Stablecoin issuer Circle is upping the ante on its planned IPO, boosting the forecasted price and volume of shares it plans to imminently offer on Wall Street.

The company now intends to sell 32 million shares of Class A common stock at between $27 and $28 a share, according to a Monday SEC filing—a bid to raise up to $896 million. That’s a sizable expansion from last week’s initial IPO plans, which would have seen Circle offer 24 million shares for between $24 and $26 a piece.

The initial IPO would have seen the stablecoin issuer targeting a $6.7 billion fully diluted valuation. Today’s revised plan bumps that figure up to $7.2 billion.

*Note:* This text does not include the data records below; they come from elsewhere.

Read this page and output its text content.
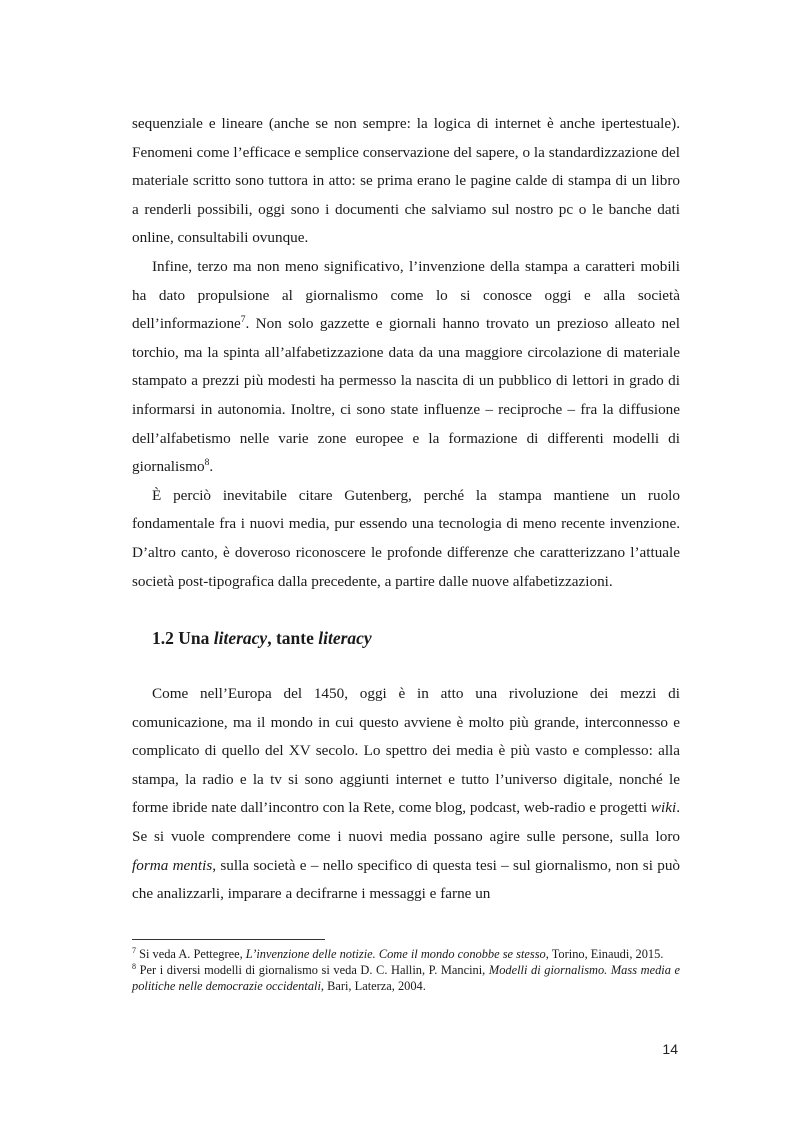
sequenziale e lineare (anche se non sempre: la logica di internet è anche ipertestuale). Fenomeni come l’efficace e semplice conservazione del sapere, o la standardizzazione del materiale scritto sono tuttora in atto: se prima erano le pagine calde di stampa di un libro a renderli possibili, oggi sono i documenti che salviamo sul nostro pc o le banche dati online, consultabili ovunque.

Infine, terzo ma non meno significativo, l’invenzione della stampa a caratteri mobili ha dato propulsione al giornalismo come lo si conosce oggi e alla società dell’informazione$^7$. Non solo gazzette e giornali hanno trovato un prezioso alleato nel torchio, ma la spinta all’alfabetizzazione data da una maggiore circolazione di materiale stampato a prezzi più modesti ha permesso la nascita di un pubblico di lettori in grado di informarsi in autonomia. Inoltre, ci sono state influenze – reciproche – fra la diffusione dell’alfabetismo nelle varie zone europee e la formazione di differenti modelli di giornalismo$^8$.

È perciò inevitabile citare Gutenberg, perché la stampa mantiene un ruolo fondamentale fra i nuovi media, pur essendo una tecnologia di meno recente invenzione. D’altro canto, è doveroso riconoscere le profonde differenze che caratterizzano l’attuale società post-tipografica dalla precedente, a partire dalle nuove alfabetizzazioni.

1.2 Una literacy, tante literacy

Come nell’Europa del 1450, oggi è in atto una rivoluzione dei mezzi di comunicazione, ma il mondo in cui questo avviene è molto più grande, interconnesso e complicato di quello del XV secolo. Lo spettro dei media è più vasto e complesso: alla stampa, la radio e la tv si sono aggiunti internet e tutto l’universo digitale, nonché le forme ibride nate dall’incontro con la Rete, come blog, podcast, web-radio e progetti wiki. Se si vuole comprendere come i nuovi media possano agire sulle persone, sulla loro forma mentis, sulla società e – nello specifico di questa tesi – sul giornalismo, non si può che analizzarli, imparare a decifrarne i messaggi e farne un

$^7$ Si veda A. Pettegree, L’invenzione delle notizie. Come il mondo conobbe se stesso, Torino, Einaudi, 2015.

$^8$ Per i diversi modelli di giornalismo si veda D. C. Hallin, P. Mancini, Modelli di giornalismo. Mass media e politiche nelle democrazie occidentali, Bari, Laterza, 2004.

14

Such last-minute IPO tweaks are generally indicative, on Wall Street, of increased investor interest in a company’s stock market debut. The shares are expected to go on sale later this week, with Circle set to trade under the ticker CRCL via the New York Stock Exchange.

Decrypt reached out to Circle about the changes and what prompted them, but did not immediately receive a response. 

Just weeks ago, crypto giant Ripple reportedly attempted to buy Circle for between $4 and $5 billion—but was rebuffed, with Circle’s leadership dismissing the offer as too low.

Circle’s revised IPO plan will now see the company itself offer 12.8 million Class A shares, while stockholders plan to sell a further 19.2 million Class A shares. The latter group includes American investment firms General Catalyst and Breyer Capital, and China-based investment firm IDG Group; proceeds from their sales of the stock will not go to Circle.

The IPO will be chiefly underwritten by J.P. Morgan, Citigroup, and Goldman Sachs. 

Circle is the world’s second-largest stablecoin issuer, after market leader Tether. While Tether is unlikely to offer its flagship dollar-pegged stablecoin USDT in the United States should Congress soon pass stablecoin legislation, Circle has long expressed enthusiasm at registering to offer its equivalent product, USDC, under a new regulatory regime.